The Robinson Huron Treaty Trust – Final Arguments undertaken on Robinson Annuity Treaty Cases. (Sault On Line – June 5, 2018)

Sault Online.com

SUDBURY – 40 members of the Batchewana First Nation travelled to Sudbury Monday, to witness the final arguments for the Robinson Huron Treaty (RHT) Annuity case.

Batchewana is one of the 21 Anishinabek Nations with annuitants under the RHT. The case has been ongoing since September 2017 and centres around the annuity provision of the RHT where the First Nations were promised an increase to their share of revenue from the sale of the natural resources from their lands. The annuity is currently set at $4 per year and has not increased since 1874 from the original amount of $1.60 per person.

Batchewana has always been an advocate of the RHT starting with the ‘Mica Bay incident’, a celebrated story that is still told by the Indigenous Elders and commercial fishers of the First Nation.

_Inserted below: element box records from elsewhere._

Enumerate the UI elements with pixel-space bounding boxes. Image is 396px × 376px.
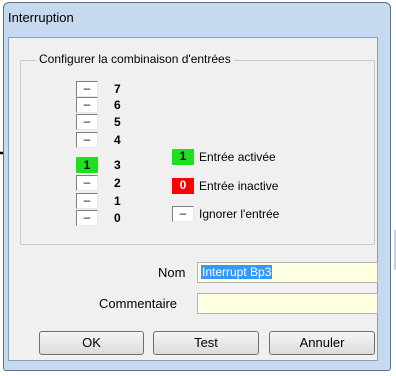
input-combination-group xyxy=(20,60,375,245)
bit-5-toggle[interactable]: – xyxy=(76,114,98,130)
legend-inactive-label: Entrée inactive xyxy=(199,179,279,193)
bit-6-label: 6 xyxy=(114,98,121,112)
ok-button[interactable]: OK xyxy=(39,331,144,355)
nom-input[interactable]: Interrupt Bp3 xyxy=(197,262,378,283)
bit-2-toggle[interactable]: – xyxy=(76,175,98,191)
legend-active-swatch: 1 xyxy=(172,149,194,165)
group-label: Configurer la combinaison d'entrées xyxy=(36,52,234,66)
commentaire-input[interactable] xyxy=(197,293,378,314)
bit-3-label: 3 xyxy=(114,158,121,172)
bit-3-toggle[interactable]: 1 xyxy=(76,157,98,173)
bit-0-toggle[interactable]: – xyxy=(76,210,98,226)
commentaire-label: Commentaire xyxy=(99,296,178,311)
dialog-title: Interruption xyxy=(8,10,74,25)
legend-inactive-swatch: 0 xyxy=(172,178,194,194)
bit-7-label: 7 xyxy=(114,82,121,96)
legend-active-label: Entrée activée xyxy=(199,150,276,164)
bit-1-label: 1 xyxy=(114,194,121,208)
bit-2-label: 2 xyxy=(114,176,121,190)
bit-1-toggle[interactable]: – xyxy=(76,193,98,209)
test-button[interactable]: Test xyxy=(153,331,259,355)
nom-label: Nom xyxy=(158,265,186,280)
legend-ignore-label: Ignorer l'entrée xyxy=(199,207,280,221)
bit-4-toggle[interactable]: – xyxy=(76,132,98,148)
legend-ignore-swatch: – xyxy=(172,206,194,222)
bit-4-label: 4 xyxy=(114,133,121,147)
bit-7-toggle[interactable]: – xyxy=(76,81,98,97)
bit-5-label: 5 xyxy=(114,115,121,129)
annuler-button[interactable]: Annuler xyxy=(269,331,375,355)
bit-6-toggle[interactable]: – xyxy=(76,97,98,113)
bit-0-label: 0 xyxy=(114,211,121,225)
nom-value: Interrupt Bp3 xyxy=(201,265,273,279)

It begins in the summer of 1849 where Chiefs Nebenaigoching and Shingwauk, accompanied by fellow leadership, borrowed a cannon (a remnant of the war of 1812) from Sault Ste. Marie and made their way up to the Mica Bay mining location on the shores of Lake Superior.

The action was spurred by the First Nation Chiefs after an incident with the Quebec mining company. It was alleged that the company had illegally established mining operations in violation of the Royal proclamation of 1763 and Indigenous law. The Royal Proclamation set out that the lands in question were in the care and control of the Indigenous people and that in order to develop or extract anything, there needed to be Treaties or agreements in place.